Bu en az iki yılı alabilecek uzun bir süreç. Ama Akşener "2023'te başbakan olacağım" diyor.
Peki, bu nasıl olacak?
Bunu yolu İyi Parti'nin 2023 milletvekili seçimlerinde CHP'yi geçip ikinci parti olmasından geçiyor. O zaman en azından fiili başbakanlık mümkün olabilir. Daha önce de yazdım, Akşener bunu İmamoğlu ile birlikte yapmayı hesapladı. Ama anlaşılan o ki, şimdilik İmamoğlu'na gerek kalmadı; çünkü Kılıçdaroğlu ona bu fırsatı fazlasıyla sunuyor.
Şu tabloya bakın; Kılıçdaroğlu, Demirtaş'a sahip çıkıp terör yasasının değişmesini isteyerek CHP'yi HDP'nin yanına konumlandırıyor. Onun cumhurbaşkanı olması için HDP'nin oyuna ihtiyacı var. Bununla da yetinmiyor, "CHP eski CHP değil" diyerek muhafazkârlara, FETÖ'cülere selam yollayarak kendi sabit kitlesi Atatürkçüleri, merkez sağcı laikleri CHP'den uzaklaştırıyor, onların İyi Parti'ye yönelmesinin önünü açıyor.
Gördüğünüz gibi 6'lı masa ve o masaya AK Parti'yi tırtıklamak için oturtulan "muhafazakâr" siyasetçiler sadece figüran.
Asıl aktörler, CHP, İP ve HDP...
Zaten Kılıçdaroğlu da özellikle 2015 seçimlerinden itibaren böyle bir misyon üstlendi ve CHP'nin oyunu artırmaktan çok, CHP oylarıyla önce HDP'nin sonra da İyi Parti'nin Meclis'e girmesini sağladı. O günlerde CHP sosyolojisi de bunun farkındaydı ve şöyle deniyordu:
"CHP'nin oy kaybetmesi önemli değil, önemli olan AK Parti'nin daha çok milletvekili çıkarmaması."
Bu aslında tam da ABD Başkanı Biden'ın çok istediği küresel stratejiydi
Bu strateji ekseninde bir anlaşma olduğu için Kılıçdaroğlu cumhurbaşkanlığı, Akşener de başbakanlık konusunda bu kadar eminler.

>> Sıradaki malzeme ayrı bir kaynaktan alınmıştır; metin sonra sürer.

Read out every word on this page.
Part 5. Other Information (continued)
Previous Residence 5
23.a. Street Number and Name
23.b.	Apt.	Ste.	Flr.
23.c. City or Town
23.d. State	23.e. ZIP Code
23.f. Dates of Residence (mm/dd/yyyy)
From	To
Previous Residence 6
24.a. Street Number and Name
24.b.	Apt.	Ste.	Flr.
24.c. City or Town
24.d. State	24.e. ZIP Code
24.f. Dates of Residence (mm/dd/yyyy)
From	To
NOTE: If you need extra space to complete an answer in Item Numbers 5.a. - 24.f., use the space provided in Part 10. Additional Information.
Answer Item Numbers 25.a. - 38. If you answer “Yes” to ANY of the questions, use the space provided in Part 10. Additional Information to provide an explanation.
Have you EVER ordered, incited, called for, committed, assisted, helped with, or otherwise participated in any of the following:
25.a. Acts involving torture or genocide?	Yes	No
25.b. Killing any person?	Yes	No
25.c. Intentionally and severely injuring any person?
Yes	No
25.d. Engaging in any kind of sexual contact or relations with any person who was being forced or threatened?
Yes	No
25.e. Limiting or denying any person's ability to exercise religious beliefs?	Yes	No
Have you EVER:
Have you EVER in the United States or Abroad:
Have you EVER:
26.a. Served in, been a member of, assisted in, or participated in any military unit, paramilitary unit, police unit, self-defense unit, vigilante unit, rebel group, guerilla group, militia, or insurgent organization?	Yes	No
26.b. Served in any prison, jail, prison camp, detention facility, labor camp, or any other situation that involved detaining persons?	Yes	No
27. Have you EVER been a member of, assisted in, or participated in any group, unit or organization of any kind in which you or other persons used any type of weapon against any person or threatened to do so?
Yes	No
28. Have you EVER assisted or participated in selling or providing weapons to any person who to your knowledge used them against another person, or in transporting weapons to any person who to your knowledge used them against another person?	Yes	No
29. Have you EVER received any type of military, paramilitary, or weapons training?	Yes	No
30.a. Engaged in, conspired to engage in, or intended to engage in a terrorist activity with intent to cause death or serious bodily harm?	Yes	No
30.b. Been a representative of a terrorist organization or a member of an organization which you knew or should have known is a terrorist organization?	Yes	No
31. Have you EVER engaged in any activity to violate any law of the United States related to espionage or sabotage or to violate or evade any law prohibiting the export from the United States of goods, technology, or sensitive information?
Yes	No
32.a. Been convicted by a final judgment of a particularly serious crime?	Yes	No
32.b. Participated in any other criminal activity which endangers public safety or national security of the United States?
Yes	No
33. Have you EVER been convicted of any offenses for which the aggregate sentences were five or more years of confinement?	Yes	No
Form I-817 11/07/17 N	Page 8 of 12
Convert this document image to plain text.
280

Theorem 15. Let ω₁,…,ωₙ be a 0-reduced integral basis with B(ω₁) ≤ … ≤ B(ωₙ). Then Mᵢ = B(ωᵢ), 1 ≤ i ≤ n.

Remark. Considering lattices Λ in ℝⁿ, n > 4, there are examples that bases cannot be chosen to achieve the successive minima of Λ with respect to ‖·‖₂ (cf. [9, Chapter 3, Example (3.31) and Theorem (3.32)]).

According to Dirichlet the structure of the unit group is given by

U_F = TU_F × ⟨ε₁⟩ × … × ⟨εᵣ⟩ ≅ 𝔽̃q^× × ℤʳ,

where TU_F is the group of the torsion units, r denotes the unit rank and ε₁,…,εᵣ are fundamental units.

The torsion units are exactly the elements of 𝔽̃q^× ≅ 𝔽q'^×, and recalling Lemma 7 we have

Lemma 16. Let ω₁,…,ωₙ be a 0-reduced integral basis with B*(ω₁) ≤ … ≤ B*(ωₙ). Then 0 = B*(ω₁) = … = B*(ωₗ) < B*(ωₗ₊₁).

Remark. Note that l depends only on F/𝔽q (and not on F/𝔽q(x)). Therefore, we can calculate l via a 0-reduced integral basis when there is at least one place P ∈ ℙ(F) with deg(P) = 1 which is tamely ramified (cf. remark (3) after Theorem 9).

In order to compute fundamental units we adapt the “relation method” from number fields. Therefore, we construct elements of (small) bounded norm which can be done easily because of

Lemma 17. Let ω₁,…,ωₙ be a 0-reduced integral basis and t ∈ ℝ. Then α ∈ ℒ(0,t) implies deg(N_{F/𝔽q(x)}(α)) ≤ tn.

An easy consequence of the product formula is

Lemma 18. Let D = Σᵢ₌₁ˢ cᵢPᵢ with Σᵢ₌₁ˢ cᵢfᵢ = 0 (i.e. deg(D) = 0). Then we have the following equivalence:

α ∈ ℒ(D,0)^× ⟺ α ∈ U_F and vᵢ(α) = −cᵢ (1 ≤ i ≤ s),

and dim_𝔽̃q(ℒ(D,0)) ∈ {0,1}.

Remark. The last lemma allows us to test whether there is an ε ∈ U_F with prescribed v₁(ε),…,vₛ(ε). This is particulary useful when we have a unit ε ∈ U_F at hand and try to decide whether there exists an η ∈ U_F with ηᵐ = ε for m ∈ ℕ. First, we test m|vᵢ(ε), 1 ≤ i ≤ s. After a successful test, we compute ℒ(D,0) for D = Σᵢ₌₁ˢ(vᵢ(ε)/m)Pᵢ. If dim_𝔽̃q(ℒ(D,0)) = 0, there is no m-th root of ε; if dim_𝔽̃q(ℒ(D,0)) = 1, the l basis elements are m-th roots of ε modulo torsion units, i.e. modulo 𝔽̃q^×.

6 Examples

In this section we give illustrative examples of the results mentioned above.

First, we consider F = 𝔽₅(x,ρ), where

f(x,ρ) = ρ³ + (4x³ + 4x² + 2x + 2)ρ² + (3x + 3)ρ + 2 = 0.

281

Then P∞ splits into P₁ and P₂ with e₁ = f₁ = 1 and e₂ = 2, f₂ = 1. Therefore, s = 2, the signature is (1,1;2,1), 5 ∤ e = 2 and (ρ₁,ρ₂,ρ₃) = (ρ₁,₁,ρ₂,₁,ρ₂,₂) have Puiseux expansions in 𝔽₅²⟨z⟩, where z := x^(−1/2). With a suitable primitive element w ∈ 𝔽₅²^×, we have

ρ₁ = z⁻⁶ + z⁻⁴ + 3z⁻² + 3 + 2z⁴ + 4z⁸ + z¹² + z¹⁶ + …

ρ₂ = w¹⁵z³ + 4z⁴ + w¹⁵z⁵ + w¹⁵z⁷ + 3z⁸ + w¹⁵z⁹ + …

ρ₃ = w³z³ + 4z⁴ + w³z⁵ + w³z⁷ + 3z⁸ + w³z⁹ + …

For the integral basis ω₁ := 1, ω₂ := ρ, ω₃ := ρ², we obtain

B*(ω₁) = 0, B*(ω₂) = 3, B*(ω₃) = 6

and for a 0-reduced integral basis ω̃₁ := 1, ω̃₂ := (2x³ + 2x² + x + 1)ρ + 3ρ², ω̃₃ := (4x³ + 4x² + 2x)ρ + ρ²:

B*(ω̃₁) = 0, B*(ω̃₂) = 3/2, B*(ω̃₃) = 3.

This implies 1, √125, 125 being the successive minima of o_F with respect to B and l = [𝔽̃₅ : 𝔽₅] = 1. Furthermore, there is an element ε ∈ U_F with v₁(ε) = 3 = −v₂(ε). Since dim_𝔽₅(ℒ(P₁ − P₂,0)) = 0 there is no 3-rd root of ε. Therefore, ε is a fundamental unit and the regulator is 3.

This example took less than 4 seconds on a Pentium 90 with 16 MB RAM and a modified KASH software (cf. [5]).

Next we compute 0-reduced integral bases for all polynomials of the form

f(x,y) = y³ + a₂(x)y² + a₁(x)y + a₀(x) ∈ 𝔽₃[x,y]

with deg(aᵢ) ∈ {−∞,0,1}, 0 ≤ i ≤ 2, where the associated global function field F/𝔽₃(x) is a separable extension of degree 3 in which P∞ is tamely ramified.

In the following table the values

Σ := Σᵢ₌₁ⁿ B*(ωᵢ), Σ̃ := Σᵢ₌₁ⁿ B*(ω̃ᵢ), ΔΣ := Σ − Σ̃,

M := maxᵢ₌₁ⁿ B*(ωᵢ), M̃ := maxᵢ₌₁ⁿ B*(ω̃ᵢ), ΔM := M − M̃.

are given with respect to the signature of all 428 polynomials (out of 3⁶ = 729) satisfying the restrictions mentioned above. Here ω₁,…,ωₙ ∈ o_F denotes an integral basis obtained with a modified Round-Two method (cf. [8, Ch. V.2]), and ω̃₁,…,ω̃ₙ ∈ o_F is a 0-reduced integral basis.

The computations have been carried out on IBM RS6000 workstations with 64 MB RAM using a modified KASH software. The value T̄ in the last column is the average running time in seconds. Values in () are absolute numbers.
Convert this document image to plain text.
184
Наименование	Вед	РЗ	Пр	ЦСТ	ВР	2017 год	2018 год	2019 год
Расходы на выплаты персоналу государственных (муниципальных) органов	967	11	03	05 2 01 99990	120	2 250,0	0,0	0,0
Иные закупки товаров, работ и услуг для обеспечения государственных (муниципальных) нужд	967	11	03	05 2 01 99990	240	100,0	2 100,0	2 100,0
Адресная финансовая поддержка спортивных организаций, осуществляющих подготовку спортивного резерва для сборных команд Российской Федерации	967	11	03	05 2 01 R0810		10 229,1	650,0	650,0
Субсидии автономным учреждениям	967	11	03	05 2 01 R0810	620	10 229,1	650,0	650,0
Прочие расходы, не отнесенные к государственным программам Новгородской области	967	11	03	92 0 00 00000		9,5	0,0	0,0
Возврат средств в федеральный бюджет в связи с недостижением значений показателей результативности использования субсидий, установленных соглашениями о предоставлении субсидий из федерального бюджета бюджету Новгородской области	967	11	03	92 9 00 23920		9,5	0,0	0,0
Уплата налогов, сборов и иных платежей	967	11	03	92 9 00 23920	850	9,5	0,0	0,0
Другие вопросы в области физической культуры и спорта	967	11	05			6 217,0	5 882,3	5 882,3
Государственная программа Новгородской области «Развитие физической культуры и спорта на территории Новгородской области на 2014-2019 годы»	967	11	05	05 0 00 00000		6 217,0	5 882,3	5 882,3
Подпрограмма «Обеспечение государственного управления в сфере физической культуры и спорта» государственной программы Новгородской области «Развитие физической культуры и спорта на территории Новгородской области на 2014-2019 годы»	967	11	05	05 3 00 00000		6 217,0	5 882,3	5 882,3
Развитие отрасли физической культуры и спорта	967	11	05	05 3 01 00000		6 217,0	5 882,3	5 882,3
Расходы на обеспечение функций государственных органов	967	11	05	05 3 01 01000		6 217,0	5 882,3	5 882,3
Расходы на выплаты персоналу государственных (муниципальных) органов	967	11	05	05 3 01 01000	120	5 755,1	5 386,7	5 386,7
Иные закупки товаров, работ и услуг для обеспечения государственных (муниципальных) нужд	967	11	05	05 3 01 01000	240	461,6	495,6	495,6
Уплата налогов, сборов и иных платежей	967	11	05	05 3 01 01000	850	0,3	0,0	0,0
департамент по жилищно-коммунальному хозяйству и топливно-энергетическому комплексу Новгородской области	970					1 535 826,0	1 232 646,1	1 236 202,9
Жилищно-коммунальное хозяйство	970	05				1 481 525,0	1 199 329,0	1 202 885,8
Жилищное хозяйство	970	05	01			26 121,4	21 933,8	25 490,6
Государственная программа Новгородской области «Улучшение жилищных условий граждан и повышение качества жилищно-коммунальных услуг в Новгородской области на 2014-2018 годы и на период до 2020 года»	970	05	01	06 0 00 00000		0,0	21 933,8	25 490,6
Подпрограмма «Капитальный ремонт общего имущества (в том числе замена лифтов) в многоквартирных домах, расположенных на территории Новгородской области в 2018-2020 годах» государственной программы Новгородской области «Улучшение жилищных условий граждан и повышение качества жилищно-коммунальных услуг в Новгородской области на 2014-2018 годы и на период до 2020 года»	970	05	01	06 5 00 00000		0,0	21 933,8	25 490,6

Ama evdeki hesabın çarşıya uymayacağı, hem seçimi kaybedebilecekleri hem de oyu yükseliyor diye havaya giren Akşener'in her an Kılıçdaroğlu'na ters köşe yapacağı ihtimali de var.
Ama en önemlisi hesaba katmadıkları şu ihtimal: 15 Temmuz'da tanklara, F-16'lara çıplak bedenleriyle direnen halkın sandıkta bu projecileri ters köşe yapması. O zaman siyasette nasıl bir deprem olur göreceğiz.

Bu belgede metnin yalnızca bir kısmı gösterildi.